The Canada-based group lifted to $16.20-18.70 per share, from $10.20-11.80 per share, its forecast for its full-year adjusted earnings – representing a potential tripling in last year’s result of $6.32 per share.
The upgrade reflected increased expectations for all three fertilizer divisions, with ebitda in phosphate now seen reaching $800m-900m, up from a previous forecast of $500m-600m, and nitrogen ebitda hopes upgraded to $5.0m-5.8m from $3.2m-3.6m.
The group cited the “expectation of higher realised selling prices”, which it said “have continued to be supported by strong demand, supply disruptions and higher input costs”.
‘Supply disruptions’
For potash, full-year ebitda was now seen reaching $7.5m-8.3m, lifted by the prospect of higher group sales volumes than had been previously expected, besides higher prices.
Nutrien joined rival Mosaic in slashing its forecast for world industry potash shipments this year, to 60m-65m tonnes, from a February forecast of 68m-71m tonnes, citing sanctions on major producers Belarus and Russia imposed since the start of the Ukraine war.
“Despite strong ag-fundamentals which support demand, the likely supply disruptions from Belarus and Russia may constrain global supplies and reduce shipments,” the group said.
“Expect significant supply uncertainty and production constraints from Belarus in 2022 due to severe sanctions imposed from the US and EU, and lack of access to ports through Lithuania.”

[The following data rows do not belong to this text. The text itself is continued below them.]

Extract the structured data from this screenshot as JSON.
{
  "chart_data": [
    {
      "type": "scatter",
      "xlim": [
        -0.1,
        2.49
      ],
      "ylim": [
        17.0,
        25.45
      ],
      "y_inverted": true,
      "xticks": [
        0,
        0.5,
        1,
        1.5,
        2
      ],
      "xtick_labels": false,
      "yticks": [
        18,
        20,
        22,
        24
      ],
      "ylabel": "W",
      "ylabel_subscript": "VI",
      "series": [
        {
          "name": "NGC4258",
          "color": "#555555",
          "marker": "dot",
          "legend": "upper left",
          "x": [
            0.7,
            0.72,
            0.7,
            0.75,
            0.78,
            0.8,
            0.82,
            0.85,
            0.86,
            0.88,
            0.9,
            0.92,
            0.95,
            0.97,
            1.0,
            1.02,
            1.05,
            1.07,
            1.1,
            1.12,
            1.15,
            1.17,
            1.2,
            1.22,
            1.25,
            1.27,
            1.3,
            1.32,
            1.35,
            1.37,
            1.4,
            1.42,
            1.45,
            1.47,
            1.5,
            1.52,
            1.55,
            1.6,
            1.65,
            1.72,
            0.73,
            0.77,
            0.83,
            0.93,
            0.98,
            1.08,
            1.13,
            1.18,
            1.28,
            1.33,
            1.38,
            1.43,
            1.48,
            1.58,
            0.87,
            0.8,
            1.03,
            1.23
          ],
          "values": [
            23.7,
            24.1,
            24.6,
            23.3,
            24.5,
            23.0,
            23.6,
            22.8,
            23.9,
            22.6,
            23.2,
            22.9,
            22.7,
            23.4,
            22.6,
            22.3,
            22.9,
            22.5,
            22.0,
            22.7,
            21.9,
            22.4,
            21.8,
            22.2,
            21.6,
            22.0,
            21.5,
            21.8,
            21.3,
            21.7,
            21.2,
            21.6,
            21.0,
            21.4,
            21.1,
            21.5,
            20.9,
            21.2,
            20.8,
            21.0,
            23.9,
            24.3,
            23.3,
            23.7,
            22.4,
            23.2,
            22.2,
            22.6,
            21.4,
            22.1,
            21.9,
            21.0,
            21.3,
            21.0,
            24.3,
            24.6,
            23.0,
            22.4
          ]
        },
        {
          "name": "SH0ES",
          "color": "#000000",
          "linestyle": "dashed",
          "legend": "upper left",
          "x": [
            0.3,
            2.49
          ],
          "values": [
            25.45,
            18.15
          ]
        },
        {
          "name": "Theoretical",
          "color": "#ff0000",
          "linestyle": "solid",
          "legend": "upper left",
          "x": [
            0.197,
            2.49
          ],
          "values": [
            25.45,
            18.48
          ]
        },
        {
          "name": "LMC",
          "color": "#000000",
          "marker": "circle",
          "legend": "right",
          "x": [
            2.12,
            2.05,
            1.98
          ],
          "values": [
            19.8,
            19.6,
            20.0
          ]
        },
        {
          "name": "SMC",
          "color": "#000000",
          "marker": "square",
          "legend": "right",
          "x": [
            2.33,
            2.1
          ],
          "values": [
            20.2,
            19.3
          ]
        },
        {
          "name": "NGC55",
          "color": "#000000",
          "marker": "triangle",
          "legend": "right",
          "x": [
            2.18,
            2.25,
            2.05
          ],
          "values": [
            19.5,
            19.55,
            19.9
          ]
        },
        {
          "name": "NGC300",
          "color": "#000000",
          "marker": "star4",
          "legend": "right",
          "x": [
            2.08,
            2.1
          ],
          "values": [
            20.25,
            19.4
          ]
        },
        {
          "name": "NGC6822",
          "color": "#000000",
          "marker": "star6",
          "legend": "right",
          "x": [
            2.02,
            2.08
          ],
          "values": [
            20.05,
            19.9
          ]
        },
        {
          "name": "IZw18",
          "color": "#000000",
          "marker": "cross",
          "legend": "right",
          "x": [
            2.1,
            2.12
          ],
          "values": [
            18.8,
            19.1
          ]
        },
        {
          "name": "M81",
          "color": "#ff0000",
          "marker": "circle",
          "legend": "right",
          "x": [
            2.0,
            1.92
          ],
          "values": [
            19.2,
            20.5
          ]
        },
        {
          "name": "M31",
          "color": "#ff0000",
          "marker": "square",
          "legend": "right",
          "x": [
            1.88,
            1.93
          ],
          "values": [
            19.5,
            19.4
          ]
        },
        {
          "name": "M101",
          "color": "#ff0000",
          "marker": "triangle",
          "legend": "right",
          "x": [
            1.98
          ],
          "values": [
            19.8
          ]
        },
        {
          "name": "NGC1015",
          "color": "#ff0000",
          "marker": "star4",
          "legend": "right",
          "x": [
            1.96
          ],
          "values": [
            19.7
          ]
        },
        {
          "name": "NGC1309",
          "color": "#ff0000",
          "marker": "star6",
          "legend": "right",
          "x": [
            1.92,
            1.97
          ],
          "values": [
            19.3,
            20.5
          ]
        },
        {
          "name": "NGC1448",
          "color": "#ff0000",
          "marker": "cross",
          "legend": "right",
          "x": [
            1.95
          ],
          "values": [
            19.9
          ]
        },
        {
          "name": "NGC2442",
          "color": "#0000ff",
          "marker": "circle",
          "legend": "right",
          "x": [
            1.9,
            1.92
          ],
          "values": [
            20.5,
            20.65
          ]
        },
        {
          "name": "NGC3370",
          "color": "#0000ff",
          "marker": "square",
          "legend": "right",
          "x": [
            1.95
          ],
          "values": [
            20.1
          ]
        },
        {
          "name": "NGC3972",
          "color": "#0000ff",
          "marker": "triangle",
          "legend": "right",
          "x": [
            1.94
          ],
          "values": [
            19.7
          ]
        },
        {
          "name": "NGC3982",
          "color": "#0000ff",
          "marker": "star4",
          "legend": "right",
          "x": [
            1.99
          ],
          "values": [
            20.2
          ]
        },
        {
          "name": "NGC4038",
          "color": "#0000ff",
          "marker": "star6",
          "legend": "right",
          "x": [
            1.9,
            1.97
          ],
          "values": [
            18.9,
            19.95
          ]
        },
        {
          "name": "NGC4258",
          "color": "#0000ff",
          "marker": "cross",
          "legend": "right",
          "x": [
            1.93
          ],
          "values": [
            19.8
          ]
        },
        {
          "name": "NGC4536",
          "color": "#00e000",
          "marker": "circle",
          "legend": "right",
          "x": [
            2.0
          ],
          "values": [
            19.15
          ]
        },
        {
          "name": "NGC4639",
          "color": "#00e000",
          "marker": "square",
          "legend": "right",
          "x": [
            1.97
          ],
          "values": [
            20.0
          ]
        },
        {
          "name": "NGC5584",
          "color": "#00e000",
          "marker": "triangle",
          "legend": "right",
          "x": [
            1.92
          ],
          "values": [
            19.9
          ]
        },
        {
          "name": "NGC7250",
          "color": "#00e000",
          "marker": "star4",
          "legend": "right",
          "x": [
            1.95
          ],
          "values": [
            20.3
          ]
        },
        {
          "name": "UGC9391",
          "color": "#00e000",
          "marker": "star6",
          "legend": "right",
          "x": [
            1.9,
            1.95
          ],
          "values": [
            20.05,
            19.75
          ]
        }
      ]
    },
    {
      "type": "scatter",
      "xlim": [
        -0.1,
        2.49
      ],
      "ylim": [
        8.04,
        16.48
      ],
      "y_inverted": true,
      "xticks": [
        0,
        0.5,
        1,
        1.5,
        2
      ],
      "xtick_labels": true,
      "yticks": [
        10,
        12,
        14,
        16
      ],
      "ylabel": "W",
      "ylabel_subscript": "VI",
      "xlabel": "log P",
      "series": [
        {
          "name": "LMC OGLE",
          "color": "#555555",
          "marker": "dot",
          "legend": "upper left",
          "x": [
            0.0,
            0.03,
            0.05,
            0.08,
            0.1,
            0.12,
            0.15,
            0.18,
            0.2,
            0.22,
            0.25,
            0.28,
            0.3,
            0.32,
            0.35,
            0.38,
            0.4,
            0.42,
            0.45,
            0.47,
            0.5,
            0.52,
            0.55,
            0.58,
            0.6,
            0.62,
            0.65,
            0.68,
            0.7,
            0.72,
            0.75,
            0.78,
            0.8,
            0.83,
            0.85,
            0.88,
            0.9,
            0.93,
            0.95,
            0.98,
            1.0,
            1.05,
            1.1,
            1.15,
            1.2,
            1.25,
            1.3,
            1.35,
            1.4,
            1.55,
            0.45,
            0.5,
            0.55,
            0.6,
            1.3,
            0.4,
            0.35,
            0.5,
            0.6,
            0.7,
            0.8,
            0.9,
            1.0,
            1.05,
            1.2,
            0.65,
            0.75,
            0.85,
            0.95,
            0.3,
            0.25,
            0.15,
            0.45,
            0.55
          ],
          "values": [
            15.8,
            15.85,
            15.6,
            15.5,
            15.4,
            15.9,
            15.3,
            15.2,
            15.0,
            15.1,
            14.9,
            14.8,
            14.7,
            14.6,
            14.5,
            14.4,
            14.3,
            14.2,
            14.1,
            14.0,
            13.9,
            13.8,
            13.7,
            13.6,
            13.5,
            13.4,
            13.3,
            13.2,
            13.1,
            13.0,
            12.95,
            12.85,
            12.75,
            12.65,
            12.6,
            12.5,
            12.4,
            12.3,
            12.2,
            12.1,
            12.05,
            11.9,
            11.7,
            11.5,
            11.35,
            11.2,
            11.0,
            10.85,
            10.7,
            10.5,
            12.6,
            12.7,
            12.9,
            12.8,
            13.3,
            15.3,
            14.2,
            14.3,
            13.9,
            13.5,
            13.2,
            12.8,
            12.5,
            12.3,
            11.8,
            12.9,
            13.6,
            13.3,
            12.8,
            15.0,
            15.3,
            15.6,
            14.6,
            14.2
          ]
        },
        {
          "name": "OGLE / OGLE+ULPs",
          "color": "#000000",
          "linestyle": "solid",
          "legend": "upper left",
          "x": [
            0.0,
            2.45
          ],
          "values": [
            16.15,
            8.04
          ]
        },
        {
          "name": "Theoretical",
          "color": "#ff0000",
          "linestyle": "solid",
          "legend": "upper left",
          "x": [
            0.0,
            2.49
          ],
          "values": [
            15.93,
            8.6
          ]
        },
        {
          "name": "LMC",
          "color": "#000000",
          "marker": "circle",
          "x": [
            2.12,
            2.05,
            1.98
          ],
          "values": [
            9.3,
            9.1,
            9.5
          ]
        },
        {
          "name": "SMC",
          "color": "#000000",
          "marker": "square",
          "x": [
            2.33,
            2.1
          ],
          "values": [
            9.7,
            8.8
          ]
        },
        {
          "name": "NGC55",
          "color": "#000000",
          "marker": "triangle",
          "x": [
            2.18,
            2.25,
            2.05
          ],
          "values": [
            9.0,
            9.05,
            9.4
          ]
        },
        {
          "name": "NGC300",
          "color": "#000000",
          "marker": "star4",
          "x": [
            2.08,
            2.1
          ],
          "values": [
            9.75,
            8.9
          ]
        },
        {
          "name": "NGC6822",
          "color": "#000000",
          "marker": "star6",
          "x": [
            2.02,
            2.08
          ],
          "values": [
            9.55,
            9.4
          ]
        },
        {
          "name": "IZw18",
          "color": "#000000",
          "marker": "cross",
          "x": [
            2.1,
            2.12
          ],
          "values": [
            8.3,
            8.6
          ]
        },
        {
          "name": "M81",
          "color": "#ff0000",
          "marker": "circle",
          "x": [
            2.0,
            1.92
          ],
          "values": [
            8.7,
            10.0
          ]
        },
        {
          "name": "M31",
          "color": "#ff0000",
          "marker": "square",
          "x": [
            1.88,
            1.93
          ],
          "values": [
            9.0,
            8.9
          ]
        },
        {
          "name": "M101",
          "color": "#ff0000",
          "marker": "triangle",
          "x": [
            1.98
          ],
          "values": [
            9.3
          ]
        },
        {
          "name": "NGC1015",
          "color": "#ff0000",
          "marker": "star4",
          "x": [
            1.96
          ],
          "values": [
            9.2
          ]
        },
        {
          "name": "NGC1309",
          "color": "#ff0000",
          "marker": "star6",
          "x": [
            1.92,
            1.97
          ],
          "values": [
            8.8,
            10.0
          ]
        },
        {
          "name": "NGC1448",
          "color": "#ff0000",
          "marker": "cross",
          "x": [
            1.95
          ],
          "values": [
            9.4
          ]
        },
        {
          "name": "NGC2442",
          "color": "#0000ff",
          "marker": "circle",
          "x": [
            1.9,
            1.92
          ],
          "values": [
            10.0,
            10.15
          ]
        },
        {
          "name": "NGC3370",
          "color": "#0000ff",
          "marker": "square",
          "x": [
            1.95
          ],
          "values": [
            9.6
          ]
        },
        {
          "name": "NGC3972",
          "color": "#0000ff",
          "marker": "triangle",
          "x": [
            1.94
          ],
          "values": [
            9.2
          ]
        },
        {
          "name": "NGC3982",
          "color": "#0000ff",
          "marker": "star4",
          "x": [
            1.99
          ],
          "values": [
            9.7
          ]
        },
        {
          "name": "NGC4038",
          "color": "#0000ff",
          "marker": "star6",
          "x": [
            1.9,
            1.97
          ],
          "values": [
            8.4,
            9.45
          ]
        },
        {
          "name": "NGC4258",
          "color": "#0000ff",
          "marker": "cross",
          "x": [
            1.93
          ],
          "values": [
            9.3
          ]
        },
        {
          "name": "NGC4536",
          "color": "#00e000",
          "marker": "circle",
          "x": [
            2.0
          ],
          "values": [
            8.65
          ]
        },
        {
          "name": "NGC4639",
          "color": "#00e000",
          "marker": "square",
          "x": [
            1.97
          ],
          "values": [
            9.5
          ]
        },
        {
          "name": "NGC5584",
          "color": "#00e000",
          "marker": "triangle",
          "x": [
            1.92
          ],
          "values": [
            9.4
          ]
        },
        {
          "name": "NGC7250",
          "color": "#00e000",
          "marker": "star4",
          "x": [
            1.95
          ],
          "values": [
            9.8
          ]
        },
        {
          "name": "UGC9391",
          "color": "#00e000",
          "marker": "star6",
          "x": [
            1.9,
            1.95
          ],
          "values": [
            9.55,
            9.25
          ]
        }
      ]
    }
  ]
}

However, Nutrien revealed last month it was raising its own output this year by nearly 1m tonnes, to 15m tonnes, equivalent to 23-25% of world volumes.
Earnings soar
Nutrien’s upgraded full-year earnings guidance was well above the $15.20 per share that investors had pencilled in, according to Refinitiv, and was announced as the group revealed a 10-fold surge in earnings to $1.39bn for the January-to-March quarter.
Sales rose 64% to $7.66bn.
Adjusted earnings per share, at $2.70, rose from $0.29 a year before, although came in a little shy of investor expectations of $2.75.
Nonetheless, backed by the better-than-expected full-year guidance, Nutrien’s Toronto-listed shares stood up 5.6% at Can$135.02 in late trading.